Era famosa e drammatica l'esclusione che gli stranieri dovevano accettare, qualora volessero entrare nel tempio di Gerusalemme. Un muro, alto circa un metro e mezzo, circonda tutta l'area sacra del tempio ed è vietato l'ingresso ai pagani, pena la condanna a morte. Lo ricordano 13 piccole lapidi con una scritta in greco e latino. In tal modo viene garantita la separazione e la lacerazione dell'umanità. Il popolo d'Israele è convinto che la differenza e la esclusione fosse voluta da Dio: d a una parte l'elezione e dall'altra l'esclusione. "Un tempo voi- e Paolo si rivolge ai greci di Efeso - eravate morti a causa dei vostri peccati". Ma poi fa riferimento anche al suo popolo: "Anche noi, per le nostre passioni carnali eravamo per natura meritevoli d'ira" (2,1-3). "Ma Dio, che è ricco di misericordia, da morti che eravamo ci ha fatto rivivere con Cristo; per grazia siete stati salvati" (2,4-5). Il pensiero viene ripreso: "Ricordatevi che in quel tempo eravate senza Cristo, esclusi dalla cittadinanza d'Israele, estranei ai patti della promessa, senza speranza e senza Dio nel mondo. Voi esclusi dal popolo di Dio, siete diventati vicini grazie al sangue di Cristo" (2,12-13). In questa lettura viene sviluppata, si può dire, la teologia della memoria: il prima e il poi del mondo pagano, il prima e il poi del mondo ebraico. Tra il presente e il passato, si stabilisce la pienezza della chiesa.

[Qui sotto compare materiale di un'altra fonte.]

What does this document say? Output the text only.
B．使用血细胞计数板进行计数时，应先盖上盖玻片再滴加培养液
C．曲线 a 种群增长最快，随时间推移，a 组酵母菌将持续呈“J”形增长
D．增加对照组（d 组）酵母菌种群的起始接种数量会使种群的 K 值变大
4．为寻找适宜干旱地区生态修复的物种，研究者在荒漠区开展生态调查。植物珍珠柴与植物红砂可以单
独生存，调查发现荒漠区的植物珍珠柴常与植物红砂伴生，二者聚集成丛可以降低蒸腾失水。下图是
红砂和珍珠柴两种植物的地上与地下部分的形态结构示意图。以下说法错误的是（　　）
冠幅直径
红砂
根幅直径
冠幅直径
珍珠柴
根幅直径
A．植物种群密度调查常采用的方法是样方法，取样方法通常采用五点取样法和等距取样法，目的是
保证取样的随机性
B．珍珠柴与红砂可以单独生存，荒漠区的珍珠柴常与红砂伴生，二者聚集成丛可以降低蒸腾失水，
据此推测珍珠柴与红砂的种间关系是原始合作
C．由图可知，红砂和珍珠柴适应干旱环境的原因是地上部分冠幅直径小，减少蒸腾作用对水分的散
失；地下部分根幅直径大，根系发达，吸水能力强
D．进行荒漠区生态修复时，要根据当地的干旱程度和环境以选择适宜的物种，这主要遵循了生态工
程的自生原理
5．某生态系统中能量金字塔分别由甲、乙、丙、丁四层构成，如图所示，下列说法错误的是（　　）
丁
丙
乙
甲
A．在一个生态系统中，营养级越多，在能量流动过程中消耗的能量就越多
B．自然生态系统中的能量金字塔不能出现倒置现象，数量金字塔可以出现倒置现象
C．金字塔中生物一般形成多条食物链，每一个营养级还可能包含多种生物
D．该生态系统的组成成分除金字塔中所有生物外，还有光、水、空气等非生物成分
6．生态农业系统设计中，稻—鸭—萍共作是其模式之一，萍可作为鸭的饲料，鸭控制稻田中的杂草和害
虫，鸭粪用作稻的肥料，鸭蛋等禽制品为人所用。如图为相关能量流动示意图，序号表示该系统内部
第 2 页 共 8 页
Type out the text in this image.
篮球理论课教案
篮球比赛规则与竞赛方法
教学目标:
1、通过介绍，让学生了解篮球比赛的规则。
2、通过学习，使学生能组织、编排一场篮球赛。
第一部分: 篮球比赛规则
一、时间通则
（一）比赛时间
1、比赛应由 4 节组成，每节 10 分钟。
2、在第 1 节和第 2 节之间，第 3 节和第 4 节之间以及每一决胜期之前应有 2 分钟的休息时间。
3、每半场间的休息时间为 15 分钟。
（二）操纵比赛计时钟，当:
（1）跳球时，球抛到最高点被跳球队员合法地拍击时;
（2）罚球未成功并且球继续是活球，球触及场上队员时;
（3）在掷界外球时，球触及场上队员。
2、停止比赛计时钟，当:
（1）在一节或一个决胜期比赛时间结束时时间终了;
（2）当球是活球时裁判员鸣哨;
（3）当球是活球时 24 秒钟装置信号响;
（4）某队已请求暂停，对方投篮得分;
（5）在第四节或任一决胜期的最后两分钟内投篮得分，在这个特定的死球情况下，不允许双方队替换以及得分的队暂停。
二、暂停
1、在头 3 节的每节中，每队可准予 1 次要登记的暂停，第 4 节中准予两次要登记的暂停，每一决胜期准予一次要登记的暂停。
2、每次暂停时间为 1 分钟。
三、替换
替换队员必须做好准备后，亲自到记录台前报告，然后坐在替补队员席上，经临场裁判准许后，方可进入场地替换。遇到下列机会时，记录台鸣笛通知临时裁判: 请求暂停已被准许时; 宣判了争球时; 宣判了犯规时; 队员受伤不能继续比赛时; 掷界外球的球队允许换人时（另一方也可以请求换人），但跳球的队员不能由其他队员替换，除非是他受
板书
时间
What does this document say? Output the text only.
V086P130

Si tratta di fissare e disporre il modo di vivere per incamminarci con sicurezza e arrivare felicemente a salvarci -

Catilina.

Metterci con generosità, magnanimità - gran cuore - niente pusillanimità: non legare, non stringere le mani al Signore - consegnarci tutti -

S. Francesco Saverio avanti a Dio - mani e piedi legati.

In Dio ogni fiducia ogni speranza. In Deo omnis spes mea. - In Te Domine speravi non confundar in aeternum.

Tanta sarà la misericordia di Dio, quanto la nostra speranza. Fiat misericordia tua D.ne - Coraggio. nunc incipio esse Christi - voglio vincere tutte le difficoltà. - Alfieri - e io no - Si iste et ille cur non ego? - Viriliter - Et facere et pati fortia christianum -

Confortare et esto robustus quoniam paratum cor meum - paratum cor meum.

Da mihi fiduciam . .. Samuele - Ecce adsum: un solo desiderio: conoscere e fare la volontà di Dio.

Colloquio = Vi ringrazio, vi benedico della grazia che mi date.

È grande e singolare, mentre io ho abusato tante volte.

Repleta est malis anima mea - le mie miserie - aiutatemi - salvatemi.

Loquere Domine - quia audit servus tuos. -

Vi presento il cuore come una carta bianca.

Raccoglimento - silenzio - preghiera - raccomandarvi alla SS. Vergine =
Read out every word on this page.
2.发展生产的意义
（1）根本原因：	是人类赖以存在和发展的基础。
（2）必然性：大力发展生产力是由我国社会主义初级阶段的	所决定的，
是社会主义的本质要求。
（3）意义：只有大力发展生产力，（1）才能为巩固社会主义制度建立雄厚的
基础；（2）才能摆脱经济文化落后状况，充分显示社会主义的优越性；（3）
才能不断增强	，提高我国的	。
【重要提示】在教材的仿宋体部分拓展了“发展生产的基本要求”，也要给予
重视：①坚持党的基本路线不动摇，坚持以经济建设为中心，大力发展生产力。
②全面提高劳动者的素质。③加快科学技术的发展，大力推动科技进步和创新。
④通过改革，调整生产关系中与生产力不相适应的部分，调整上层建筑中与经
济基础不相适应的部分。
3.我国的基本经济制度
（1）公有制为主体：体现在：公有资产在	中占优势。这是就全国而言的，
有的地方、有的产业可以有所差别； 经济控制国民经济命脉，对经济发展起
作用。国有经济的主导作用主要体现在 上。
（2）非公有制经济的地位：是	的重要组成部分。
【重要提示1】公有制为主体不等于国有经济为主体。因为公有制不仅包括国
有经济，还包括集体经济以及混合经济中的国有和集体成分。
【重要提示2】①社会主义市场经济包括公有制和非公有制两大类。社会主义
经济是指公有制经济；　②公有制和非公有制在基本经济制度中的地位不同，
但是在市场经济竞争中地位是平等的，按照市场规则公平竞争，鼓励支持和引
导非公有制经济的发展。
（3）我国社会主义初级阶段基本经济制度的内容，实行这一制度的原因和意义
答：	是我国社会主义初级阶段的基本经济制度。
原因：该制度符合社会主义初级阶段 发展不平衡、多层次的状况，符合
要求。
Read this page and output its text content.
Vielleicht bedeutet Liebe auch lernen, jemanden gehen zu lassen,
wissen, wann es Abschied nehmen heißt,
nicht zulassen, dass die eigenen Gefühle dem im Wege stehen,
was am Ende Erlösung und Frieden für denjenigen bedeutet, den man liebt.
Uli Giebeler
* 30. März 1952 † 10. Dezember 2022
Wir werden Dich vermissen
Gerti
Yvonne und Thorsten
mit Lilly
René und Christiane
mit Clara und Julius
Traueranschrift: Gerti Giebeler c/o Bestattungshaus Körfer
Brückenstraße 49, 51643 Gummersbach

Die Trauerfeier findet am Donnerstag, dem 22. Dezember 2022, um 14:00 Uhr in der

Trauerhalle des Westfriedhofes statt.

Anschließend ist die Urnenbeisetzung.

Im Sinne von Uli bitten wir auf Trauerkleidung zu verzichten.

E al v 12, riportato sopra, sono elencati 5 privilegi tradizionali, attribuiti al popolo di Dio, dei quali il popolo pagano è sprovvisto: avere il Cristo ( ma andrebbe chiarito se qui si parla della funzione del Messia o precisamente di Gesù), appartenere alla stirpe d'Israele, essere destinatari dell'alleanza conclusa da Dio, avere una speranza, avere la convinzione di conoscere il vero Dio e di non essere considerati come dei "senza Dio" (in greco atheos).
"Gesù è la nostra pace": colui che abbatte i muri di separazione e lo farà sempre più, fino a raggiungere tutti i popoli nel presente e nel futuro. Dio ha creato tutta l'umanità e sente che ciascuno è suo figlio. Il male che ci circuisce e ci inganna commuove anche il cuore di Dio poiché ogni persona viene truffata. Così Dio ha abrogato la legge giudaica e, con la sua venuta tra noi, ha abolito la distanza tra cielo e terra, annunciando la pace.
Nel brano di oggi, Paolo richiama l'universalità di questa chiamata e il superamento della separazione tra giudei e pagani, realizzato, nella storia, attraverso l'annuncio della pace portata da Gesù ai lontani e ai vicini (2,17).Poiché l'impero ha goduto di circa cinquant'anni di pace, al tempo di Cesare Augusto, tutti si sono accorti del valore della serenità nella convivenza, dopo le lunghe guerre civili del secolo precedente. Ora quel richiamo, fattosi sempre più esperienza impellente, dovrebbe poter entrare nelle coscienze di ciascuno per costituire una attesa, una responsabilità ed una fraternità. Ma la pace di Gesù è ancor più capace dell'impero di portare frutti e va annunciata ai vicini ed ai lontani, superando le lacerazioni, le diffidenze, le esclusioni. Così "possiamo presentarci insieme al Padre nell'unico Spirito" (2,18).

Luca 3, 15-16. 21-22
In quel tempo. Poiché il popolo era in attesa e tutti, riguardo a Giovanni, si domandavano in cuor loro se non fosse lui il Cristo, Giovanni rispose a tutti dicendo: «Io vi battezzo con acqua; ma viene colui che è più forte di me, a cui non sono degno di slegare i lacci dei sandali. Egli vi battezzerà in Spirito Santo e fuoco». Ed ecco, mentre tutto il popolo veniva battezzato e Gesù, ricevuto anche lui il battesimo, stava in preghiera, il cielo si aprì e discese sopra di lui lo Spirito Santo in forma corporea, come una colomba, e venne una voce dal cielo: «Tu sei il Figlio mio, l’amato: in te ho posto il mio compiacimento».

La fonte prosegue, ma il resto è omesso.